This is a very lazy way to shut down a conversation. Huffington Post and Fox News are indeed owned by partisans and are partisan themselves, but even such cheap shots have respectable journalists (Smith and Wallace at Fox for instance). WaPo is owned by a partisan but has a good track record. NPR has many underwriters but that does not stop them from having good investigative journalists.
Do you have a complaint different from "It is not perfect so I do not believe in any of it"?
Sure, if you go back to the Watergate investigation.
Their track record in recent years is abysmal. They are basically the pseudo-official mouthpiece of the U.S. Democratic Party, and somewhere between the New York Times and the Huffington Post in terms of seriousness.
If we are sticking to soundbites I can simply respond with "Reality has a liberal bias".
When facts aling with a policy idea this makes the policy good, not the facts wrong (and we should applaud both parties when they do it). I do not read every single article in WaPo but their front page and push notifications are most of the time fact based.
I said nothing about liberal ideology. I mentioned a specific organization: the U.S. Democratic Party.

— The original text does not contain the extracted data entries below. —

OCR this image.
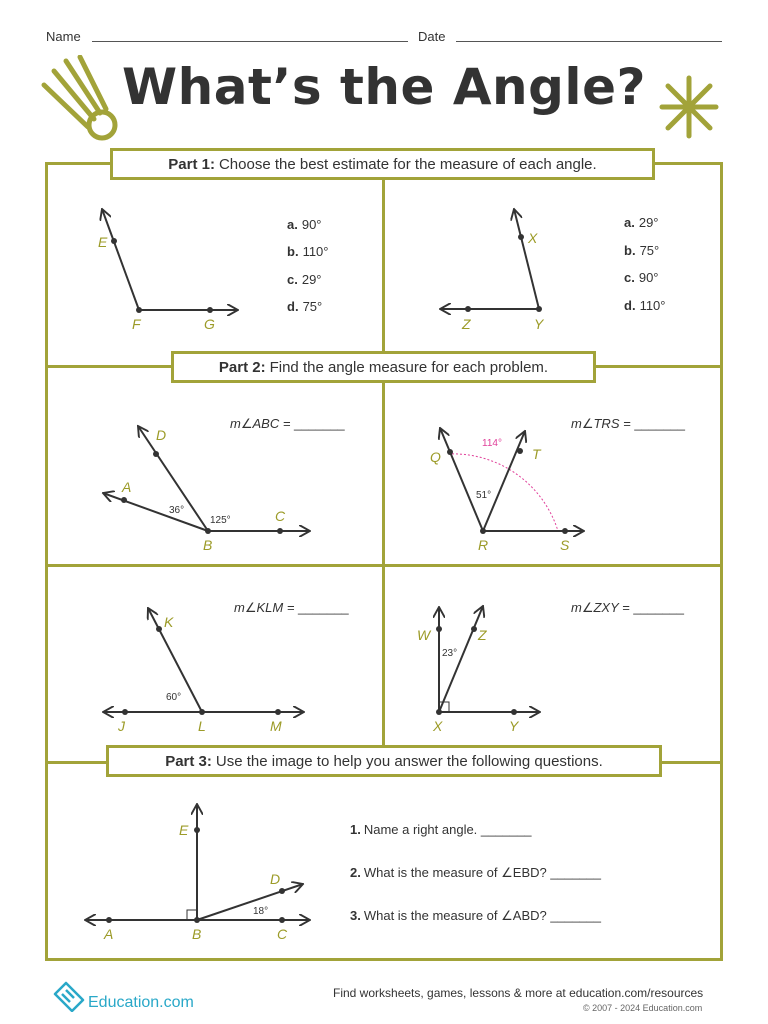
Name	Date
What’s the Angle?
Part 1: Choose the best estimate for the measure of each angle.
Part 2: Find the angle measure for each problem.
Part 3: Use the image to help you answer the following questions.
E
F	G
a. 90°
b. 110°
c. 29°
d. 75°
X
Z	Y
a. 29°
b. 75°
c. 90°
d. 110°
D
A
B
C
36°
125°
m∠ABC = _______
Q	T
R	S
114°
51°
m∠TRS = _______
K
J	L	M
60°
m∠KLM = _______
W	Z
X	Y
23°
m∠ZXY = _______
E
D
A	B	C
18°
1. Name a right angle. _______
2. What is the measure of ∠EBD? _______
3. What is the measure of ∠ABD? _______
Education.com
Find worksheets, games, lessons & more at education.com/resources
© 2007 - 2024 Education.com
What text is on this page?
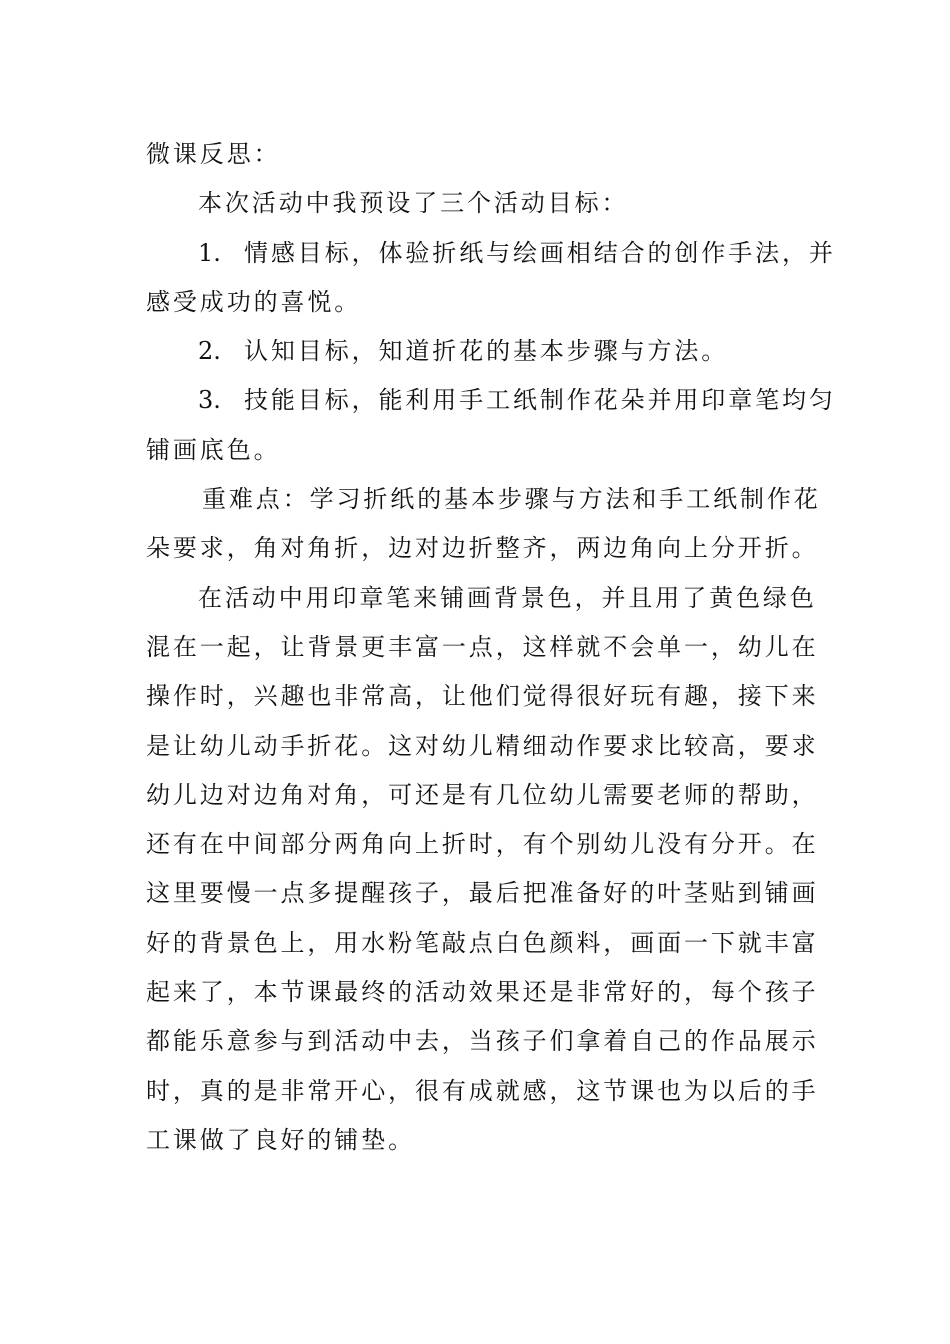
微课反思：
本次活动中我预设了三个活动目标：
1. 情感目标，体验折纸与绘画相结合的创作手法，并
感受成功的喜悦。
2. 认知目标，知道折花的基本步骤与方法。
3. 技能目标，能利用手工纸制作花朵并用印章笔均匀
铺画底色。
重难点：学习折纸的基本步骤与方法和手工纸制作花
朵要求，角对角折，边对边折整齐，两边角向上分开折。
在活动中用印章笔来铺画背景色，并且用了黄色绿色
混在一起，让背景更丰富一点，这样就不会单一，幼儿在
操作时，兴趣也非常高，让他们觉得很好玩有趣，接下来
是让幼儿动手折花。这对幼儿精细动作要求比较高，要求
幼儿边对边角对角，可还是有几位幼儿需要老师的帮助，
还有在中间部分两角向上折时，有个别幼儿没有分开。在
这里要慢一点多提醒孩子，最后把准备好的叶茎贴到铺画
好的背景色上，用水粉笔敲点白色颜料，画面一下就丰富
起来了，本节课最终的活动效果还是非常好的，每个孩子
都能乐意参与到活动中去，当孩子们拿着自己的作品展示
时，真的是非常开心，很有成就感，这节课也为以后的手
工课做了良好的铺垫。
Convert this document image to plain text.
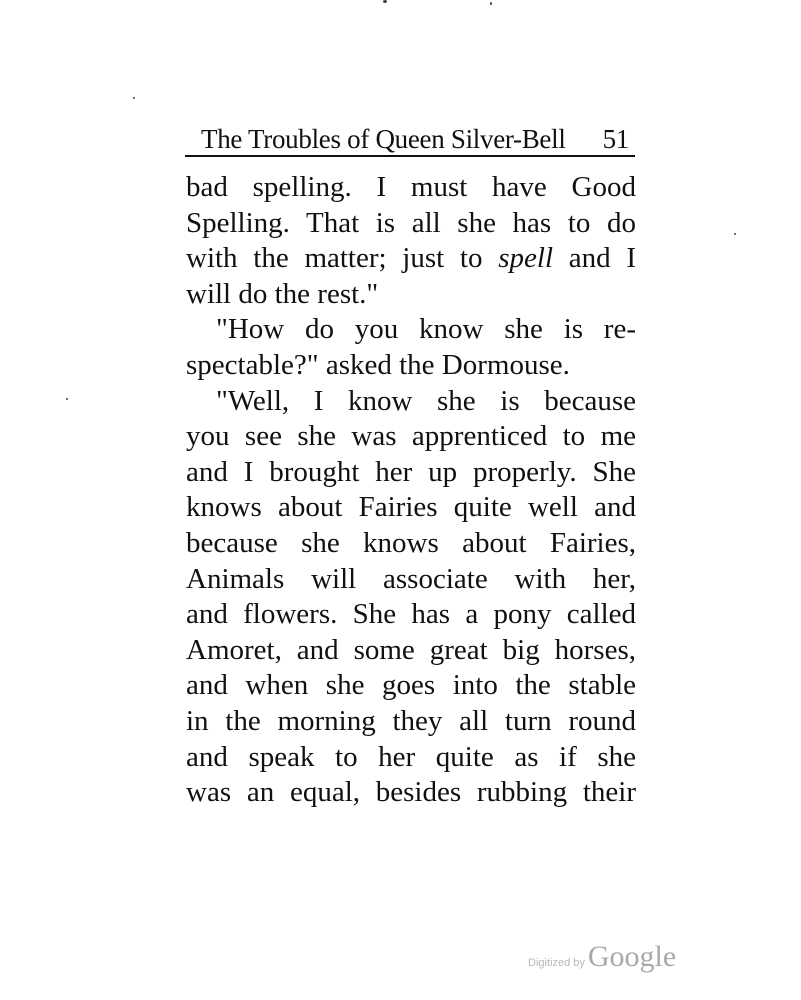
The Troubles of Queen Silver-Bell 51
bad spelling. I must have Good
Spelling. That is all she has to do
with the matter; just to spell and I
will do the rest."
"How do you know she is re-
spectable?" asked the Dormouse.
"Well, I know she is because
you see she was apprenticed to me
and I brought her up properly. She
knows about Fairies quite well and
because she knows about Fairies,
Animals will associate with her,
and flowers. She has a pony called
Amoret, and some great big horses,
and when she goes into the stable
in the morning they all turn round
and speak to her quite as if she
was an equal, besides rubbing their
Digitized by Google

That party hated Bernie Sanders (who is plenty “liberal”[1]) nearly as much as it hated Trump, and both were covered very negatively by the Washington Post.
I don’t know why you assume I’m criticizing the Post from a right-wing perspective. Perhaps you are too steeped in the two-sided U.S. political culture, where disliking one party must mean liking the other?
By the way, reporting objectively correct facts does not make a publication unbiased or serious. Even if everything TMZ reports about celebrity relationships is true, do you consider them a serious news source? Deciding which facts to emphasize is just as important as telling the truth.
[1] To head off in advance any off-topic responses: this is true regardless of whether you mean “liberal” in the American or European sense.
Yup, I did assume it was that type of critique, my bad. I do not have an answer that would be satisfing however:
- While I like Senator Sanders, reasonable people (I would like to believe I am one) can have stuff to dislike about his policies. This is how I view the non "alt right" complaints about him.
- Being more to the center than someone else, does not make you a mouthpiece for the centrist party.
Edit: I misread your comment again. I deleted an unrelated response.
Do you have a complaint different from "It is not perfect so I do not believe in any of it"?